In the case of Bee-Jay Ltd v Knights-Trench, the court found that it was "fundamental that a document, to support a claim for provisional sentence, must be clear and certain as to the indebtedness [.... T]he indebtedness cannot be clear and certain if the amount thereof is uncertain."

According to the court in Lagerwey v Rich and Others,

One starts with the proposition that provisional sentence, being an extraordinary remedy whereunder the plaintiff enjoys special and important advantages, is granted only in a case which falls strictly within a particular class. It is granted only when the plaintiff has a claim for the payment of money supported by strong prima facie proof in the form of a liquid document which the defendant has signed, or to which he is deemed to have given his assent.
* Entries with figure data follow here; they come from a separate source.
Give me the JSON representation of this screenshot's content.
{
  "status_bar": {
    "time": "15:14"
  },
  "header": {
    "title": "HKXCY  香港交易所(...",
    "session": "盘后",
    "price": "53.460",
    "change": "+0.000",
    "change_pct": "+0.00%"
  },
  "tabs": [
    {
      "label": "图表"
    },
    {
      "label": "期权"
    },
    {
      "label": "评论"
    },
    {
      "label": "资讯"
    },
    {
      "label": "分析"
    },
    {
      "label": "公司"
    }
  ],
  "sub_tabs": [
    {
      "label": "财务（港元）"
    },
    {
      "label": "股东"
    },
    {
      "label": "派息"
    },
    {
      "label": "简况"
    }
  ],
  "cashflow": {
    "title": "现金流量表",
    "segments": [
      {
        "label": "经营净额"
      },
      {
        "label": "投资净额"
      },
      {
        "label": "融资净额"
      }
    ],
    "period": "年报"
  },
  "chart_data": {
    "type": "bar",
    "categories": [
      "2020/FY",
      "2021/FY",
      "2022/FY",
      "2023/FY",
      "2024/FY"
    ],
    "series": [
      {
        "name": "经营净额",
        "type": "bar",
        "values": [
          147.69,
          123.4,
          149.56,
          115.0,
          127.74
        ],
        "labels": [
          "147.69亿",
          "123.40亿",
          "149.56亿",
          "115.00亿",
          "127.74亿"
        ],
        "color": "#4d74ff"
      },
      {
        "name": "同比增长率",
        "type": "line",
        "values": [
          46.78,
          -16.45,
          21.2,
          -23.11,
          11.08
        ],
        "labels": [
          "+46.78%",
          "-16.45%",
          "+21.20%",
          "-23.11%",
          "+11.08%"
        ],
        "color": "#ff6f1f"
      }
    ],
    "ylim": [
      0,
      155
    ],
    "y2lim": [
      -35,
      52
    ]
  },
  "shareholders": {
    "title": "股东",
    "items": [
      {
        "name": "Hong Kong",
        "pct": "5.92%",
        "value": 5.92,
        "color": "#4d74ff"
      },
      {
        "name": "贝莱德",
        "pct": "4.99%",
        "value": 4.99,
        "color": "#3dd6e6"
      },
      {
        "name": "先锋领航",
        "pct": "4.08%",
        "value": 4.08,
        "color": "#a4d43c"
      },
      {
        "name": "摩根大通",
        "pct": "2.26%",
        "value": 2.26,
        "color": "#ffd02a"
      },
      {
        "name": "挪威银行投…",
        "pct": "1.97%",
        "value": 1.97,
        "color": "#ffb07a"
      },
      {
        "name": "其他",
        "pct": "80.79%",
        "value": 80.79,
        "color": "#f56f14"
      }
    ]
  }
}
A document is liquid, in the context of an action for provisional sentence, only if it reflects unequivocally a present indebtedness by the defendant in a specific sum of money.

== Judgment ==
After considering these authorities, the court held that provisional sentence could not be granted on a surety bond which, while limiting the surety's liability to a prescribed maximum, covered a principal indebtedness in an indefinite amount, without even acknowledging that any at all existed. No subsequent certificate, as provided for in the bond, indicating the amount of the indebtedness, could cure the intrinsic illiquidity of such a document.

Didcott J thus took a stand against the expansion of the provisional-sentence procedure, focusing on its disadvantages and oppressive byproducts. The procedure is recognised, however, as a commercial necessity, since most of the time defendants do not actually have a defence.